Он лихо и красиво срывается с места и исчезает в каюте, появляется с
тремя бутылками фанты, ловко, изящно вскрывает их каким-то заморским
приспособлением, подает мне и Людмиле. И откуда только в нем эта
исключительная мужская изящность движений, поз, жестов? И все естественно,
без рисовки. А Людмила! Без колебаний отправил бы я их для ознакомления
внеземной цивилизации с образцами земного человеческого рода. Только при
успении, чтобы они не раскрывали рта. Все, что еще может сказать Валера, я
приблизительно знаю. Он изобретает велосипед люциферизма в самом
упрощенном варианте, и счастье его в отсутствии информации.
- Моя теория не нова, - улыбается Валера, словно угадав мои мысли. -
Она полностью взята из христианства.
Я почти давлюсь глотком фанты. Это же надо, в какие времена мы живем!
- Из десяти заповедей есть одна, которая не только перечеркивает все
остальные, но и делает ненужными все философии и религии. Какая?
Вопрос только ко мне. И я, ей-богу, в полном недоумении.
- Не клянись! - раздельно, чуть ли не по буквам произносит Валера и
снова запрокидывает бутылку фанты над головой. Движения не успеваю
уловить, а пустая бутылка будто сама улетает в море.

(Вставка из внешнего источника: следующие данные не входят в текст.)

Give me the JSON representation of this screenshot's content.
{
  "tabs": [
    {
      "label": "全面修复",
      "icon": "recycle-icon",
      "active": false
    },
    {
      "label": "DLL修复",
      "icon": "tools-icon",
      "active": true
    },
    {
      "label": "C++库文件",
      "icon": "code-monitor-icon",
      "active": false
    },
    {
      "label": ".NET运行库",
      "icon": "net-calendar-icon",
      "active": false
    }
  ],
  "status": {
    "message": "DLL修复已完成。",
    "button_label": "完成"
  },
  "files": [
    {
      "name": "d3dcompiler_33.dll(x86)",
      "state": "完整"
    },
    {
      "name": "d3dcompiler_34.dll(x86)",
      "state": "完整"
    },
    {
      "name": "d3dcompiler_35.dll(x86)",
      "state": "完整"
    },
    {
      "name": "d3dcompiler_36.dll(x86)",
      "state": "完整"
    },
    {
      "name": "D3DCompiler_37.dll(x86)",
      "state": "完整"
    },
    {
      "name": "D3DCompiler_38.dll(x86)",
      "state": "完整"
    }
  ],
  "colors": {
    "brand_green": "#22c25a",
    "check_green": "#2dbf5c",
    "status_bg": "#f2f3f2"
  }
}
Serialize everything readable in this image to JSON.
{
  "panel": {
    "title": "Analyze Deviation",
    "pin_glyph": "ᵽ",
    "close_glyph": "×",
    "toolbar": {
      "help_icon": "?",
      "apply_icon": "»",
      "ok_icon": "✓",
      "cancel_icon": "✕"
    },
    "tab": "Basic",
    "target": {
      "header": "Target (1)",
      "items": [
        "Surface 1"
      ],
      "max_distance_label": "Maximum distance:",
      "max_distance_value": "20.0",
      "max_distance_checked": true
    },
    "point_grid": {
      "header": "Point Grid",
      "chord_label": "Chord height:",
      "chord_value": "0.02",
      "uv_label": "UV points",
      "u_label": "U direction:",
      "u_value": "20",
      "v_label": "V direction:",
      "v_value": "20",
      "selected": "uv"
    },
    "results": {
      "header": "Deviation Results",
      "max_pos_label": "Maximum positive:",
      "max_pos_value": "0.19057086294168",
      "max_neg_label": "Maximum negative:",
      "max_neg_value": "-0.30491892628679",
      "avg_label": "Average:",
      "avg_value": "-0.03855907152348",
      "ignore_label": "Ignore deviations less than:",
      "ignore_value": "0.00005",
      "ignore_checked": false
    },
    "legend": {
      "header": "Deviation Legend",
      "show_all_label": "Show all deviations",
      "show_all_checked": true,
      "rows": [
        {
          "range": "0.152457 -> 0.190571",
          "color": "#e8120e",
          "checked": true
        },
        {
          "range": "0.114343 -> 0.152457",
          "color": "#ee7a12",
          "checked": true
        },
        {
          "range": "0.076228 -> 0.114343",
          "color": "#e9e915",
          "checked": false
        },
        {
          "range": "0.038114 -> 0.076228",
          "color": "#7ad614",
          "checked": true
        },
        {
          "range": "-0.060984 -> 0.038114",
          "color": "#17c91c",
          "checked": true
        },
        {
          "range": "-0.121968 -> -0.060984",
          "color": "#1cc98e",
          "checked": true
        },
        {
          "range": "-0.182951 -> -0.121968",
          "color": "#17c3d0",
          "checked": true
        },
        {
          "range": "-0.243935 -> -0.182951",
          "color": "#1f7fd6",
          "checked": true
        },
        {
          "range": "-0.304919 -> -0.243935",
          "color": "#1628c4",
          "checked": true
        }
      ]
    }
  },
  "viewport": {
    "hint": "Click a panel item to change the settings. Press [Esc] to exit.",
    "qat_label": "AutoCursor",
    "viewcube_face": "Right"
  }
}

- Остальные девять заповедей соприкасаются с этой через союз НО.
Возлюби ближнего своего. Но не клянись! Почему? Да потому, что ты этого не
сможешь. Не укради! Но не клянись. Потому что завтра назовут воровством
то, что им не было. Не пожелай жены ближнего своего. Но не клянись. Потому
что тебе просто везет, что жены твоих друзей - изношенные клячи. Итак, не
клянись! Потому что все в мире условно и недостойно серьезного отношения.
- И любовь, - вставляет Людмила, и вовсе не вопросом.

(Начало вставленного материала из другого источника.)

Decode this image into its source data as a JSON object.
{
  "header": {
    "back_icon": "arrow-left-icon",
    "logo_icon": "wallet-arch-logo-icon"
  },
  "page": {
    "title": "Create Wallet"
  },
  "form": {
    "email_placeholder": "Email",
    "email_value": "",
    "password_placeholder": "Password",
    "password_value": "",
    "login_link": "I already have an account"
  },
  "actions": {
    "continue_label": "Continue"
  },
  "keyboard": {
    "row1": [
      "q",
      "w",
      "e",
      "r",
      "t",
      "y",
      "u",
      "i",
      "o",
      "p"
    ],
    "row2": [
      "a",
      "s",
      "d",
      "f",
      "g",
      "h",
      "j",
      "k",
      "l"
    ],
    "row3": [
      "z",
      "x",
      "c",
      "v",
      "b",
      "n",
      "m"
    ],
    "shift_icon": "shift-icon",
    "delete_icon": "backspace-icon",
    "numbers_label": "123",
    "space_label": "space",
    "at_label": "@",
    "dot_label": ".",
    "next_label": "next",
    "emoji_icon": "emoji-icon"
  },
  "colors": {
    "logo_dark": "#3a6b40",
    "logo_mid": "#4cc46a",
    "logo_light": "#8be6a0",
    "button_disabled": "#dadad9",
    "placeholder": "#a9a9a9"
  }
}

- Вопрос прост, как говаривал наш преподаватель научного коммунизма,
прежде чем соврать...
Валера смотрит на нее. Они профилем друг к другу. Если бы выключить
их голоса и озвучить иным текстом, что-нибудь из Шекспира или Гете,
впрочем, нет, на эти напряженные губы не лягут слова любви, и глаза обоих
- в них ни любви, ни мира, одно честолюбивое сутяжничество...
Валера в ударе. Если б он знал, сколько человек до него так думали,
так говорили, так жили! Но известно, что знание не освобождает от
собственного опыта, доброго ли, дурного. Количество добра и зла на душу
населения - величина постоянная для всех эпох. И такое соображение может
быть весьма оптимистичным в наши кажущиеся апокалипсическими времена. Ведь
вот этим двоим еще все предстоит... И другим. И народам. И России... Нет,
не верю в конечность наших времен. К апокалипсическим настроениям знакомых
моих отношусь с подозрением. У одних в глазах перст наказующий: "Скоро ужо
вам всем будет по грехам вашим!" У других лень жить, и думать, и делать. У
третьих гордыня. Убеждены они, что являются именно теми блаженными,
которые посещают сей мир в его минуты роковые. Простой политический кризис
их не устроит. Им подавай Второе Пришествие!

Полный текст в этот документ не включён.